# The segments AB and CD are the chords of a circle. Find the distance from the center of the circle to the chord CD, if AB = 12

The segments AB and CD are the chords of a circle. Find the distance from the center of the circle to the chord CD, if AB = 12, CD = 16, and the distance from the center of the circle to the chord AB is 8 Draw the segments OB and OC, as shown in the figure.

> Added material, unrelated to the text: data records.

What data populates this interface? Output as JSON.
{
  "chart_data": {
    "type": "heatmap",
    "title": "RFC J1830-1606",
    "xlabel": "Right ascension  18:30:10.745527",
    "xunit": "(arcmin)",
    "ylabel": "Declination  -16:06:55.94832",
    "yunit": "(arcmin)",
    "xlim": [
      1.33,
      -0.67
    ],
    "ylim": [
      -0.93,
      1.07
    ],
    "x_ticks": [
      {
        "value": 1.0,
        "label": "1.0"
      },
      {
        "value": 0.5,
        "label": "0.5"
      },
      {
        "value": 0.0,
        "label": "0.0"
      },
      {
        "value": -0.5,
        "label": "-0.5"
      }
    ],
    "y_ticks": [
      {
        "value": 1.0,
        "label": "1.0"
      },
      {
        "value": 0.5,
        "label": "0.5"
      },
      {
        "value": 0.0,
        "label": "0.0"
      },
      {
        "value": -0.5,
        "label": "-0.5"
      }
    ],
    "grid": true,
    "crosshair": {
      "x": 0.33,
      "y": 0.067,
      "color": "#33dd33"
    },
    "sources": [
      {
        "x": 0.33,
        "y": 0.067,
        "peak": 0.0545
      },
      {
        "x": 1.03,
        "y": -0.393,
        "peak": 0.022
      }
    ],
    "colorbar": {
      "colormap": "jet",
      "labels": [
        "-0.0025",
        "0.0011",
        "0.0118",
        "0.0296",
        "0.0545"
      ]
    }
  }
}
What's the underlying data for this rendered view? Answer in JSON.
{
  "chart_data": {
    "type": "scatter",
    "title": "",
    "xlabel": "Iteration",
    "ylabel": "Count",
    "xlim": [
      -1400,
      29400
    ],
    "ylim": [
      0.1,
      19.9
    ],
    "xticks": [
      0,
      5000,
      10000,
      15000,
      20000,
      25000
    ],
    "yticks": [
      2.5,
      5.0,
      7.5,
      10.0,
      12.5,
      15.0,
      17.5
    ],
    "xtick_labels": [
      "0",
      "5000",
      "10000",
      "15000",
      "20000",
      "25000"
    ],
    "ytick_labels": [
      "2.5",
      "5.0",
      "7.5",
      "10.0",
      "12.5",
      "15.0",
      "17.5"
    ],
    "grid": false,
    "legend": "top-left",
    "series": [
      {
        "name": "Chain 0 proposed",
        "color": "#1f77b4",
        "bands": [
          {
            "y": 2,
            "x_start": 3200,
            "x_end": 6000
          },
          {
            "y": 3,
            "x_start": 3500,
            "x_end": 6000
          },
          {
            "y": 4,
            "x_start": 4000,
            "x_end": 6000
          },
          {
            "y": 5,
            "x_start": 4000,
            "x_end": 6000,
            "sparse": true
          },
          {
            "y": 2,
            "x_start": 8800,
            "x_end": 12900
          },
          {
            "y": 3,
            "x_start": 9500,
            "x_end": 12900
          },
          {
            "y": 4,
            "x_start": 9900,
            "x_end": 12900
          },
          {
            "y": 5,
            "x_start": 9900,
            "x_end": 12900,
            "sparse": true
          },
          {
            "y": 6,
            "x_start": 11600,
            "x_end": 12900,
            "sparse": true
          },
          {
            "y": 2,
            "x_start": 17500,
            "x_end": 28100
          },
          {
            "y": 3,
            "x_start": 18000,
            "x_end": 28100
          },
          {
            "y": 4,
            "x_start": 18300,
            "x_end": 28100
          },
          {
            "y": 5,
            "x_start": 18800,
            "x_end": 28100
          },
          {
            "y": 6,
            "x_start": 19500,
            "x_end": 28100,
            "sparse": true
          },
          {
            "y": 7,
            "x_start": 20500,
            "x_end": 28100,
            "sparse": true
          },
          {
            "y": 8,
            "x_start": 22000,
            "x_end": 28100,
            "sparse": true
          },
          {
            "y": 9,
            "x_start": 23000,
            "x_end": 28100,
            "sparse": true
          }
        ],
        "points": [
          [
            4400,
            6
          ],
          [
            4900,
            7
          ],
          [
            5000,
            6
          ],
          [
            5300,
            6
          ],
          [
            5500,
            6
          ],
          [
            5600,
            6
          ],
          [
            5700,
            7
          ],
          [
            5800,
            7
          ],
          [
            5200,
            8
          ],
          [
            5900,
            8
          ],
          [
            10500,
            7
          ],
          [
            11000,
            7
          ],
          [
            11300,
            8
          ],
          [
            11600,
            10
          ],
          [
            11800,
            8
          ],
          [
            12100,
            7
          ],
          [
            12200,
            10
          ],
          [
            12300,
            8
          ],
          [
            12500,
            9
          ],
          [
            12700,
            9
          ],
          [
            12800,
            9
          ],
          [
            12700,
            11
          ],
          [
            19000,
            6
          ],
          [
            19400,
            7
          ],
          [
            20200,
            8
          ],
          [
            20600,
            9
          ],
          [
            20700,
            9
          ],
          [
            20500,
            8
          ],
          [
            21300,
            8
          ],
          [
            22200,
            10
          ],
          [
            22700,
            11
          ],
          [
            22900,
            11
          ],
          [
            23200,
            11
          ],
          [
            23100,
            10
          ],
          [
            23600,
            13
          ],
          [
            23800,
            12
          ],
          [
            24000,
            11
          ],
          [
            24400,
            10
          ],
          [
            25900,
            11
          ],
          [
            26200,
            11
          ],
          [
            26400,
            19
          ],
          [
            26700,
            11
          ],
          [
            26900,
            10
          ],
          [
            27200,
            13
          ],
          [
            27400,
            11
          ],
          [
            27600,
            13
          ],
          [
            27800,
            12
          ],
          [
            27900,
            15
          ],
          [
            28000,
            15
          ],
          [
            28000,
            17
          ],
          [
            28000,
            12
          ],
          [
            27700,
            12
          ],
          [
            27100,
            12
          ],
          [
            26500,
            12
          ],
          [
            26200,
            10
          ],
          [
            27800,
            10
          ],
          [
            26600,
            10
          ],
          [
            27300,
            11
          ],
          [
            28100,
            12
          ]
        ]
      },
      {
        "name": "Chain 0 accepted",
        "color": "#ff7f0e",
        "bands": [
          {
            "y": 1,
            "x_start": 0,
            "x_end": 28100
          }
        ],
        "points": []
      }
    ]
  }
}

The distance from a point to a line is the length of the perpendicular drawn to the line. Therefore, OE is perpendicular to AB, and OF is perpendicular to CD. Points E and F divide their chords in half (by chord property)
It turns out that the triangles OEB and OCF are rectangular, EB = AB / 2 and CF = CD / 2.
By the Pythagorean theorem:
OB ^ 2 = OE ^ 2 + EB ^ 2
OB ^ 2 = 8 ^ 2 + (12/2) ^ 2
OB ^ 2 = 64 + 36 = 100
OB = 10
OB = OC = 10 (since OB and OC are the radii of a circle)
By the Pythagorean theorem:
OC2 = CF2 + FO2
OC ^ 2 = (CD / 2) ^ 2 + FO ^ 2
10 ^ 2 = (16/2) ^ 2 + FO ^ 2
100 = 64 + FO2
Fo ^ 2 = 36
Fo = 6
Answer: the distance from the center of the circle to the CD chord is 6 Remember: The process of learning a person lasts a lifetime. The value of the same knowledge for different people may be different, it is determined by their individual characteristics and needs. Therefore, knowledge is always needed at any age and position.